Chancellor Rachel Reeves announced in July she was ditching the cap, which would have resulted in local authorities paying for individuals’ care needs above £86,000, to help plug a £22bn black hole in the country’s finances. Eight times the amount the controversial move saved would be needed to address years of problems in the struggling sector, buckling under the evergrowing demands of an ageing population.
Age UK, Carers Trust and Sense have now said that a £7bn figure presented to the government by the Health and Social Care Select Committee in 2020 is needed each year to fix the sector, now amounting to £8.6bn when adjusted for inflation. The huge sum would cover improvements in pay for existing social care workers, the recruitment of extra workers, as well as the introduction of a lifetime cap on care costs – the very proposal recently scrapped by Ms Reeves.

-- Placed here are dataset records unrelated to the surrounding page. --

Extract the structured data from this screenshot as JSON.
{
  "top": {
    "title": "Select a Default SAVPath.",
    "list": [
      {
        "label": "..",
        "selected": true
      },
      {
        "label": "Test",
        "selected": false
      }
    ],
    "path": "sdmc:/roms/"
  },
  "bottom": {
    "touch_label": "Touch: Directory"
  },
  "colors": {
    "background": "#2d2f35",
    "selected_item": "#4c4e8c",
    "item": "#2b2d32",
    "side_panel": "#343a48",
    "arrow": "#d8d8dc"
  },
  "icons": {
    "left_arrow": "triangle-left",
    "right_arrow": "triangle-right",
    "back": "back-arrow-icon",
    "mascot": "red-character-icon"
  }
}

Mike Padgham, chair of the Independent Care Group, told The Independent social care needs this level of extra funding “just to stand still”.
“We need at least £7bn, but it has actually got to be more – the £1bn received through scrapping the social care cap was small change compared to that,” he added.
While Mr Padgham acknowledged the multibillion-pound funding recommendation is a huge sum, he called for funding to be diverted from the NHS – warning Labour will be unable to remedy the problems with the health service without “plugging gaps in the care sector first”.